Spencer soltó una risa corta.

«Revise bien el nombre.»

No alcanzó a decir más.

Un automóvil se detuvo frente a la entrada y Gwen bajó con Hazel de la mano.

La niña llevaba un vestido sencillo, el cabello recogido y la boca todavía sensible por los dos dientes que Cassandra le había arrancado a golpes horas antes.

Cuando Hazel vio a su padre, apretó los dedos de Gwen.

Gwen sintió ese pequeño movimiento y entendió que no necesitaba escuchar ninguna otra explicación.

El miedo de su hija ya había elegido por ella.

Spencer miró a Gwen de arriba abajo.

«Te dije que personas como tú no pasan de la entrada.»

Cassandra soltó una risita.

Patricia ni siquiera intentó ocultar su desprecio.

Entonces el encargado bajó el brazo, pero no para dejar pasar a Spencer.

Se hizo a un lado frente a Gwen.

«Señora Crawford, ya la están esperando.»

Spencer dejó de sonreír.

Gwen no respondió a su expresión.

Solo miró al encargado y señaló a su esposo con un movimiento leve de la cabeza.

«Déjalo entrar.»

Era exactamente la instrucción que había dado por teléfono.

No quería dejar a Spencer afuera.

Quería que estuviera adentro cuando comprendiera todo.

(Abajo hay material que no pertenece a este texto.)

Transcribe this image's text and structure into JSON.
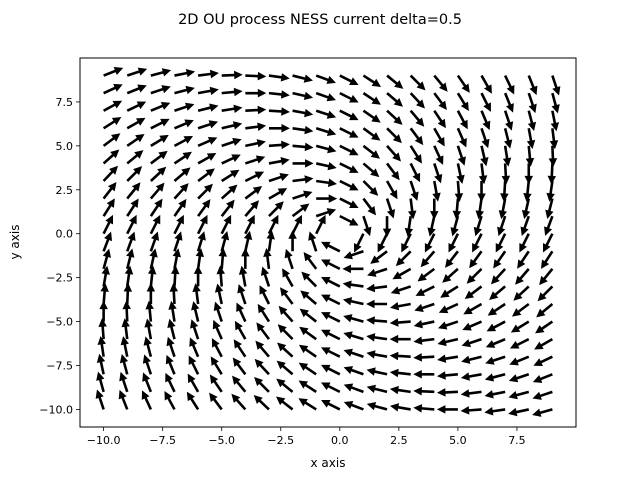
{
  "chart_data": {
    "type": "quiver",
    "title": "2D OU process NESS current delta=0.5",
    "xlabel": "x axis",
    "ylabel": "y axis",
    "xlim": [
      -11,
      10
    ],
    "ylim": [
      -11,
      10
    ],
    "xticks": [
      -10.0,
      -7.5,
      -5.0,
      -2.5,
      0.0,
      2.5,
      5.0,
      7.5
    ],
    "xtick_labels": [
      "−10.0",
      "−7.5",
      "−5.0",
      "−2.5",
      "0.0",
      "2.5",
      "5.0",
      "7.5"
    ],
    "yticks": [
      -10.0,
      -7.5,
      -5.0,
      -2.5,
      0.0,
      2.5,
      5.0,
      7.5
    ],
    "ytick_labels": [
      "−10.0",
      "−7.5",
      "−5.0",
      "−2.5",
      "0.0",
      "2.5",
      "5.0",
      "7.5"
    ],
    "grid": false,
    "grid_x": {
      "start": -10,
      "stop": 9,
      "step": 1
    },
    "grid_y": {
      "start": -10,
      "stop": 9,
      "step": 1
    },
    "field": {
      "description_formula": "u = -0.5*x + y ; v = -x - 0.5*y (normalized arrows, rotating counter-clockwise)",
      "delta": 0.5
    },
    "arrow_color": "#000000"
  }
}
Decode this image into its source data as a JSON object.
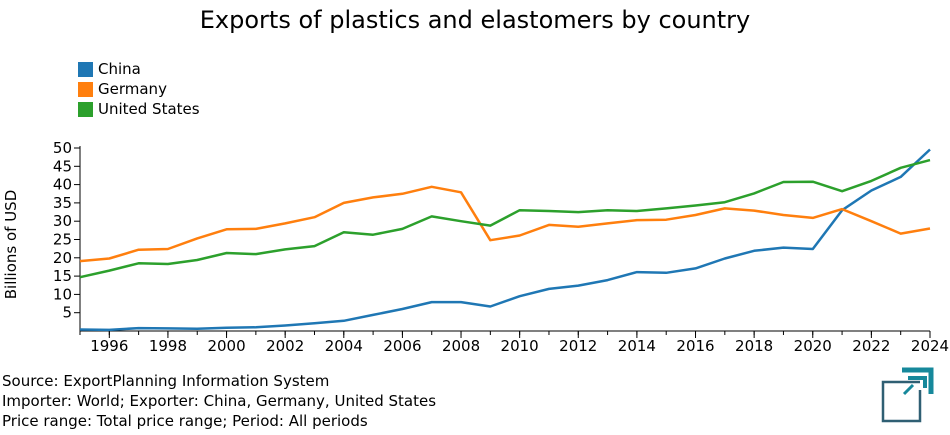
{
  "chart_data": {
    "type": "line",
    "title": "Exports of plastics and elastomers by country",
    "ylabel": "Billions of USD",
    "xlabel": "",
    "xlim": [
      1995,
      2024
    ],
    "ylim": [
      0,
      50
    ],
    "grid": false,
    "legend_position": "top-left",
    "x": [
      1995,
      1996,
      1997,
      1998,
      1999,
      2000,
      2001,
      2002,
      2003,
      2004,
      2005,
      2006,
      2007,
      2008,
      2009,
      2010,
      2011,
      2012,
      2013,
      2014,
      2015,
      2016,
      2017,
      2018,
      2019,
      2020,
      2021,
      2022,
      2023,
      2024
    ],
    "x_ticks": [
      "1996",
      "1998",
      "2000",
      "2002",
      "2004",
      "2006",
      "2008",
      "2010",
      "2012",
      "2014",
      "2016",
      "2018",
      "2020",
      "2022",
      "2024"
    ],
    "y_ticks": [
      "5",
      "10",
      "15",
      "20",
      "25",
      "30",
      "35",
      "40",
      "45",
      "50"
    ],
    "series": [
      {
        "name": "China",
        "color": "#1f77b4",
        "values": [
          0.4,
          0.3,
          0.8,
          0.7,
          0.6,
          0.9,
          1.0,
          1.5,
          2.1,
          2.8,
          4.4,
          6.0,
          7.9,
          7.9,
          6.7,
          9.5,
          11.5,
          12.4,
          13.9,
          16.1,
          15.9,
          17.1,
          19.8,
          21.9,
          22.8,
          22.4,
          33.0,
          38.4,
          42.1,
          49.6
        ]
      },
      {
        "name": "Germany",
        "color": "#ff7f0e",
        "values": [
          19.1,
          19.8,
          22.2,
          22.4,
          25.3,
          27.8,
          27.9,
          29.4,
          31.1,
          35.0,
          36.5,
          37.5,
          39.4,
          37.9,
          24.8,
          26.1,
          29.0,
          28.5,
          29.4,
          30.3,
          30.4,
          31.7,
          33.5,
          32.9,
          31.7,
          30.9,
          33.3,
          30.0,
          26.6,
          28.0
        ]
      },
      {
        "name": "United States",
        "color": "#2ca02c",
        "values": [
          14.7,
          16.5,
          18.5,
          18.3,
          19.4,
          21.3,
          21.0,
          22.3,
          23.2,
          27.0,
          26.3,
          27.9,
          31.3,
          30.0,
          28.8,
          33.0,
          32.8,
          32.5,
          33.0,
          32.8,
          33.5,
          34.3,
          35.2,
          37.6,
          40.7,
          40.8,
          38.2,
          41.0,
          44.6,
          46.7
        ]
      }
    ]
  },
  "footer": {
    "source": "Source: ExportPlanning Information System",
    "filter1": "Importer: World; Exporter: China, Germany, United States",
    "filter2": "Price range: Total price range; Period: All periods"
  },
  "logo": {
    "icon": "exportplanning-logo-icon",
    "colors": [
      "#16889b",
      "#2f5f73"
    ]
  }
}
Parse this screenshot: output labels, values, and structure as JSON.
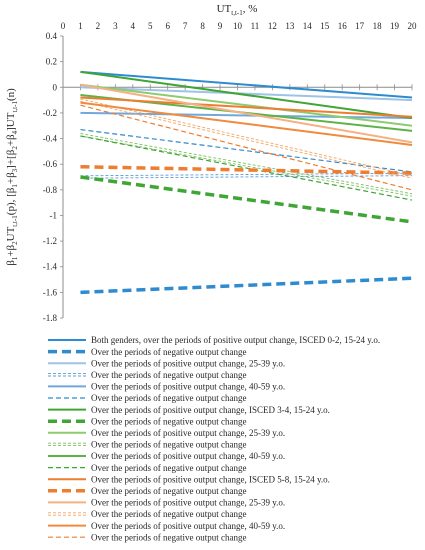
{
  "chart_data": {
    "type": "line",
    "title": "",
    "xlabel": "UT",
    "xlabel_sub": "t,t-1",
    "xlabel_suffix": ", %",
    "ylabel": "β₁+β₂UT_{t,t-1}(p), [β₁+β₃]+[β₂+β₄]UT_{t,t-1}(n)",
    "ylabel_parts": [
      {
        "t": "β",
        "s": ""
      },
      {
        "t": "1",
        "s": "sub"
      },
      {
        "t": "+β",
        "s": ""
      },
      {
        "t": "2",
        "s": "sub"
      },
      {
        "t": "UT",
        "s": ""
      },
      {
        "t": "t,t-1",
        "s": "sub"
      },
      {
        "t": "(p), [β",
        "s": ""
      },
      {
        "t": "1",
        "s": "sub"
      },
      {
        "t": "+β",
        "s": ""
      },
      {
        "t": "3",
        "s": "sub"
      },
      {
        "t": "]+[β",
        "s": ""
      },
      {
        "t": "2",
        "s": "sub"
      },
      {
        "t": "+β",
        "s": ""
      },
      {
        "t": "4",
        "s": "sub"
      },
      {
        "t": "]UT",
        "s": ""
      },
      {
        "t": "t,t-1",
        "s": "sub"
      },
      {
        "t": "(n)",
        "s": ""
      }
    ],
    "x_ticks": [
      0,
      1,
      2,
      3,
      4,
      5,
      6,
      7,
      8,
      9,
      10,
      11,
      12,
      13,
      14,
      15,
      16,
      17,
      18,
      19,
      20
    ],
    "y_ticks": [
      0.4,
      0.2,
      0,
      -0.2,
      -0.4,
      -0.6,
      -0.8,
      -1,
      -1.2,
      -1.4,
      -1.6,
      -1.8
    ],
    "y_tick_labels": [
      "0.4",
      "0.2",
      "0",
      "-0.2",
      "-0.4",
      "-0.6",
      "-0.8",
      "-1",
      "-1.2",
      "-1.4",
      "-1.6",
      "-1.8"
    ],
    "xlim": [
      0,
      20
    ],
    "ylim": [
      -1.8,
      0.4
    ],
    "grid": false,
    "legend_position": "bottom",
    "series": [
      {
        "name": "Both genders, over the periods of positive output change, ISCED 0-2, 15-24 y.o.",
        "x": [
          1,
          20
        ],
        "y": [
          0.12,
          -0.08
        ],
        "color": "#2E8BD0",
        "dash": "solid",
        "width": 2
      },
      {
        "name": "Over the periods of negative output change",
        "x": [
          1,
          20
        ],
        "y": [
          -1.6,
          -1.49
        ],
        "color": "#2E8BD0",
        "dash": "dash",
        "width": 3.5
      },
      {
        "name": "Over the periods of positive output change, 25-39 y.o.",
        "x": [
          1,
          20
        ],
        "y": [
          0,
          -0.1
        ],
        "color": "#9DC3E6",
        "dash": "solid",
        "width": 2
      },
      {
        "name": "Over the periods of negative output change",
        "x": [
          1,
          20
        ],
        "y": [
          -0.7,
          -0.68
        ],
        "color": "#5B9BD5",
        "dash": "double",
        "width": 1.2
      },
      {
        "name": "Over the periods of positive output change, 40-59 y.o.",
        "x": [
          1,
          20
        ],
        "y": [
          -0.2,
          -0.24
        ],
        "color": "#6FA8DC",
        "dash": "solid",
        "width": 2
      },
      {
        "name": "Over the periods of negative output change",
        "x": [
          1,
          20
        ],
        "y": [
          -0.33,
          -0.66
        ],
        "color": "#2E8BD0",
        "dash": "dash",
        "width": 1.2
      },
      {
        "name": "Over the periods of positive output change, ISCED 3-4, 15-24 y.o.",
        "x": [
          1,
          20
        ],
        "y": [
          0.12,
          -0.24
        ],
        "color": "#3FA535",
        "dash": "solid",
        "width": 2
      },
      {
        "name": "Over the periods of negative output change",
        "x": [
          1,
          20
        ],
        "y": [
          -0.7,
          -1.05
        ],
        "color": "#3FA535",
        "dash": "dash",
        "width": 3.5
      },
      {
        "name": "Over the periods of positive output change, 25-39 y.o.",
        "x": [
          1,
          20
        ],
        "y": [
          0.02,
          -0.3
        ],
        "color": "#8DCB6E",
        "dash": "solid",
        "width": 2
      },
      {
        "name": "Over the periods of negative output change",
        "x": [
          1,
          20
        ],
        "y": [
          -0.37,
          -0.84
        ],
        "color": "#7CC060",
        "dash": "double",
        "width": 1.2
      },
      {
        "name": "Over the periods of positive output change, 40-59 y.o.",
        "x": [
          1,
          20
        ],
        "y": [
          -0.06,
          -0.34
        ],
        "color": "#5DB347",
        "dash": "solid",
        "width": 2
      },
      {
        "name": "Over the periods of negative output change",
        "x": [
          1,
          20
        ],
        "y": [
          -0.38,
          -0.88
        ],
        "color": "#3FA535",
        "dash": "dash",
        "width": 1.2
      },
      {
        "name": "Over the periods of positive output change, ISCED 5-8, 15-24 y.o.",
        "x": [
          1,
          20
        ],
        "y": [
          -0.08,
          -0.23
        ],
        "color": "#ED7D31",
        "dash": "solid",
        "width": 2
      },
      {
        "name": "Over the periods of negative output change",
        "x": [
          1,
          20
        ],
        "y": [
          -0.62,
          -0.67
        ],
        "color": "#ED7D31",
        "dash": "dash",
        "width": 3.5
      },
      {
        "name": "Over the periods of positive output change, 25-39 y.o.",
        "x": [
          1,
          20
        ],
        "y": [
          0.02,
          -0.43
        ],
        "color": "#F4B183",
        "dash": "solid",
        "width": 2
      },
      {
        "name": "Over the periods of negative output change",
        "x": [
          1,
          20
        ],
        "y": [
          -0.1,
          -0.7
        ],
        "color": "#F4A460",
        "dash": "double",
        "width": 1.2
      },
      {
        "name": "Over the periods of positive output change, 40-59 y.o.",
        "x": [
          1,
          20
        ],
        "y": [
          -0.12,
          -0.45
        ],
        "color": "#F08A3E",
        "dash": "solid",
        "width": 2
      },
      {
        "name": "Over the periods of negative output change",
        "x": [
          1,
          20
        ],
        "y": [
          -0.14,
          -0.8
        ],
        "color": "#ED7D31",
        "dash": "dash",
        "width": 1.2
      }
    ]
  }
}
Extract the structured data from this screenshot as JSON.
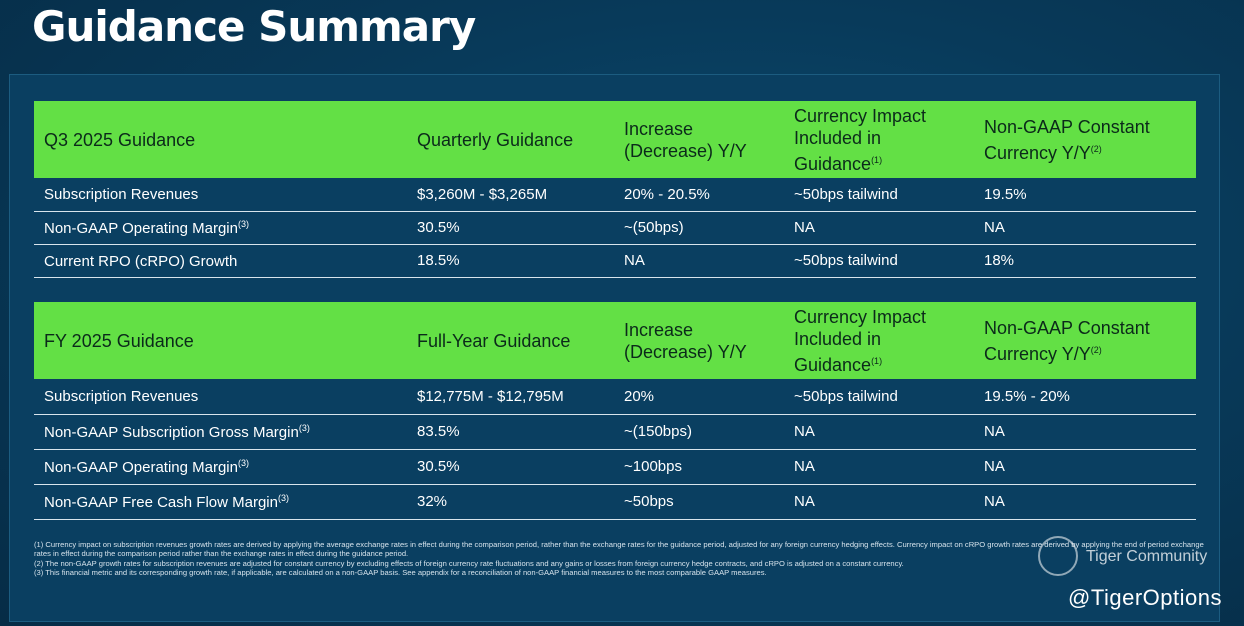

El encargado retiró el brazo.

Spencer pasó primero, intentando recuperar aquella seguridad arrogante con la que había llegado, pero Cassandra tuvo que acelerar el paso para alcanzarlo.

Patricia se quedó unos segundos observando a Gwen.

«¿Qué significa esto?»

«Que entramos», respondió Gwen.

Nada más.

Hazel caminó pegada a ella.

Dentro del salón, Spencer intentó comportarse como si el incidente de la entrada nunca hubiera ocurrido.

Saludó a varias personas, acomodó otra vez los gemelos de su camisa y se sirvió una bebida mientras Cassandra se quedaba a su lado.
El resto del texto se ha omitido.